As Canadians living abroad, both Amos and I have been closely following press reports about the Toronto-area suspects (most from the well-off suburb of Mississauga) accused of having formed a terrorist cell and of plotting to bomb numerous targets in Ontario. All of the suspects were Muslims of various origins (Pakistani and Arab) attracted to extremist ideas. The Globe and Mail, Canada’s national newspaper, has had some really good coverage of the different people involved and of their family backgrounds. From two recent articles, it appears that most of them, with the exception of their ringleader (a 40 year old father figure), were very young. They were either in high school or had recently graduated from high school. It should be noted that none of them seemed to be from families that were struggling financially. Now, one of the things that all of these kids appear to have had in common was a really low regard for Canada and Canadian society. What I found remarkable was that they do not appear to have had real grievances about racism or discrimination in Canada against Muslims in general, at least not as far as I remember. What they did seem to have is resentment against and a total lack of identification with what one might describe as plain-old “white” Canada.
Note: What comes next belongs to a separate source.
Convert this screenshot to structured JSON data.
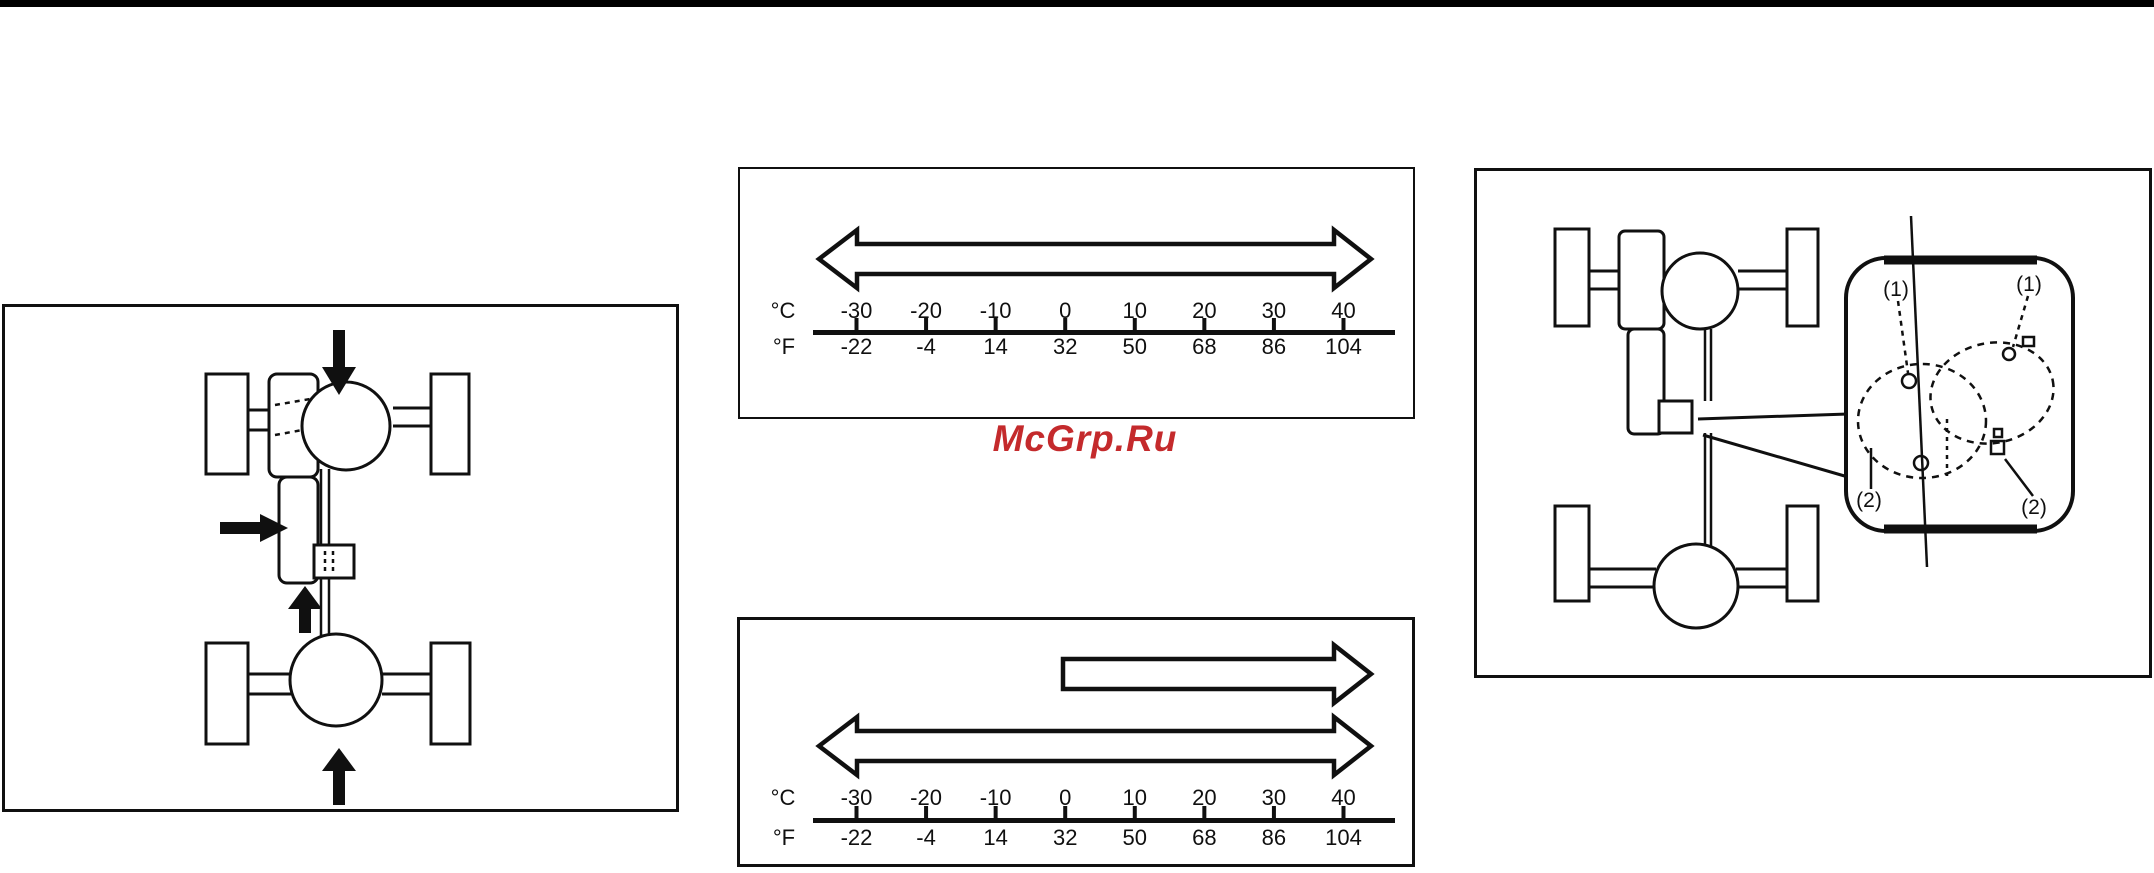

Reading some of the things they are said to have posted on their internet forum and blog, one really gets the sense that they were not unlike some of those ethnic high school cliques that latch onto gangster motifs that they see on rap videos. It’s a pretty typical North American high school phenomenon: there’s always a group of badass or wanna-be badass kids of South Asian, Caribbean, Latin American or other backgrounds whose parents are the most upstanding, middle class people, but whose kids are drawn to more hardcore identities and have a real disdain for whatever they identify as “white”. What they’ve designated as “white” Canada is just not cool in their eyes. Of course, most of these kids, being of middle class backgrounds anyway grow out of this teenage angst phase once they graduate from high school and start college or whatever. In the case of the suspects, though, they seem to have expressed their teenage angst through an attraction to fanatical Islamism and a hatred for Canada and the West. Instead of being fascinated by the graphic accounts of violence, the anti-Man messages and the “protest” lyrics of gangsta rap, these kids glorify jihad and martyrdom. In their case, Osama bin Laden and Zarqawi replace Tupac and Biggy Smalls. It’s as if they are basically attracted to the same things as other suburban wanna-be gangsters, the difference being that the Mississauga would-be terrorists are clued in to some other cultural.
In a previous post, Amos already cited parts of an article that dealt with the views of the 18-year old wife of suspect Zakariya Amara, Nada Farooq, whose family, of Pakistani origin, came to Canada in 1997. In an online forum made up of her clique of young Muslims, Nada posted various disparaging remarks about Canada and asserted that she felt absolutely no connection to the country (she raved about the Taliban instead). In an article that appeared today in the Globe and Mail, Zakariya Amara, Nada’s teenage husband, is quoted making even more telling remarks in the same online forum. Taking a swipe at the debased morality of Canadian women in his online post, Amara breaks out in a decidedly whacked out freestyle:
"OUR SISTERS ARE PURER THAN YOUR JENNY AND YOUR HEAHTER [sic] … THE ONLY GOOD THING ABOUT YOU IS YOUR TIM HORTEN"S [sic] MUFFIN FRITTER."Pure poetry. What can you make of this kind of language? To me, it expresses a really juvenile "ethnicism" of some sort. To this kid, Canada is not just un-Islamic and immoral - it’s also boring and lacks culture or a clear identity, except for “Tim Horton’s” (a famous coffee and doughnut franchise in Canada). For this dude, Canada is a country full of plain Jennies and Heathers, who Amara thinks are undeserving of his respect.
What is ironic, of course, is that the parents of these kids hold totally different views from their parents who see Canada in a much more positive light. They are teenage rebels. Their religiosity is new, not inherited or passed on. According to the Globe and Mail article published yesterday (June 29),
The Farooqs, a Pakistani family, came to Canada in 1997 because they didn't like the idea of raising their children in the conservative society of Saudi Arabia, where foreign-born children don't have access to the same education as nationals, said Nada's father, Mohammad Umer Farooq.
The kids are also much more religious than their parents. According to her father,
[Nada] has always been more religious than he and his wife […] and it was a faith that she developed in Canada, not Saudi Arabia. [Nada’s father] described himself as 30 per cent religious and his daughter as 100 per cent.
Even more ironic is the fact that the father is even said to support Canada’s mission against the Taliban in Afghanistan, an issue that aroused the ire of many of the youngsters.